When I write a poem, I am selecting a hundred or so words from a repository of millions, placing them in such and such an order, breaking a line here and not there, punctuating, deciding where to begin and where to end. If I am writing a sonnet, I know what I want from it, its argument, its turn, its compressed slice of thinking through a problem and attempting a solution. If I choose to write a sonnet, I am subject to rules which I can break to productive effect, but if broken too much, will result in a work that I can no longer, in good conscience, call a sonnet. Even after all of this, the poem is still subject to edits from my future self and from other forces I have less control over—the workshop group, the publisher, the trusted friend.
About one third of the way through the film, someone paused it, and the house the lights went up. Something was wrong with the video—an almost-invisible line divided the screen into two, the top half lagging just a few frames behind the bottom. Tan Wah Piow’s face was broken into two, his eyes unnaturally disconnected from his mouth as he drove past Tudor houses on the way to his London law firm. However, even after restarting, the glitch continued to manifest itself. It wasn’t the end of the world, but it was annoying, and added a slightly anxious tone to the whole affair. Someone said, “I don’t think MDA is trying to do anything funny”. Nothing to be done. Lights went down.

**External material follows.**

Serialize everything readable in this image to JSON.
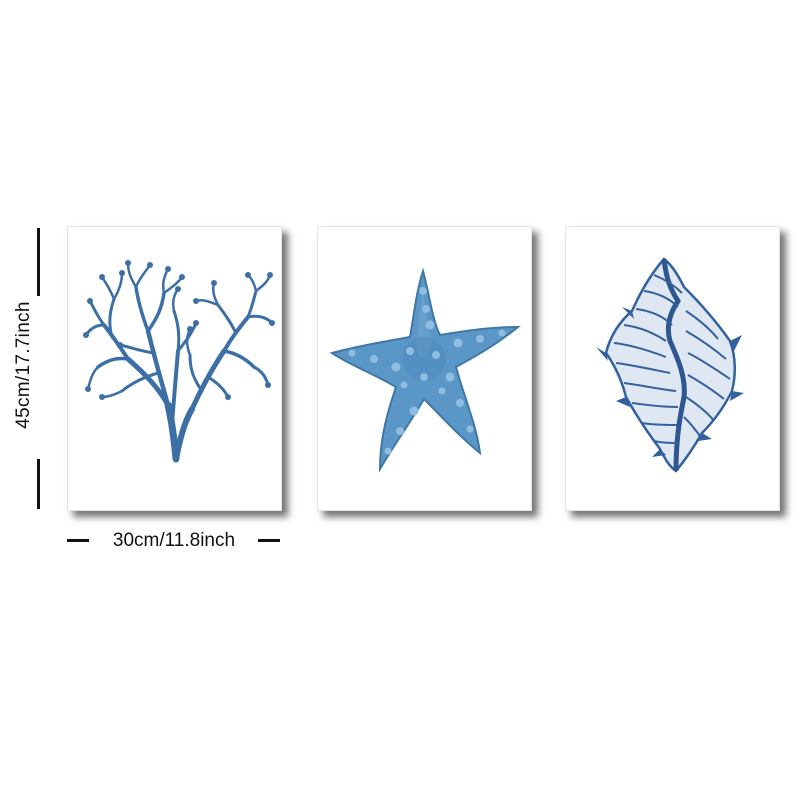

Censorship, to me, represents an institution taking the freedom of speech seriously, as a means of communicating both the need to be responsible in that freedom, as well as assuming the power of the censored message. When, a couple years ago, my Facebook comments on an activist group were deleted repeatedly, I did not disagree with the act of deletion, but I did wonder about the intentions of a group who would cry out against censorship while exercising their right to censor in the name of safe space. I see many establishment efforts to censor as efforts to create safe space, whether I agree with actual individual acts of censorship or not.
I have to admit that on some level it’s very shiok to read something like Kuo Pao Kun’s The Coffin is Too Big for the Hole and realise what it says in the face of what it’s not explicitly allowed to. Kuo was also detained in 1976, for four years and seven months. In 1992, his citizenship was reinstated. He is a pillar of Singapore theatre. Artists are creative problem-solvers, and I like to think that difficult, out-of-bounds topics are problems ripest for creative solutions. As an artist who has never been censored by the government, I imagine all artists thrive off the potential of censorship. Pushing boundaries only makes sense, becomes powerful, if there are clear boundaries to be pushed in the first place.
At the end of the screening the director took questions. Someone asked if there was any way the film could have incorporated different points of view. Perhaps, if there was a more even-handed way of telling the story of our exiles, then the film would be unbanned, reach more eyeballs. I can’t remember her answer in full, but I do recall her face, rightly assessing the question as ridiculous and missing the point. A balanced account was never the intention. She just wanted to tell, in the most powerful way possible, the tale our exiles tell themselves. In order to do that, she had to select as I select words to fit into a form.
This is another scene that stood out to me: Tan Wah Piow shuffles to his little shed in a corner of his lawn. He drags out two suitcases, dark blue, old, we would call them vintage. He says that these two suitcases contained everything he brought when he fled Singapore to start life again in London. Just two suitcases. And he says, if he ever gets back, that he will take with him nothing more than what they will carry.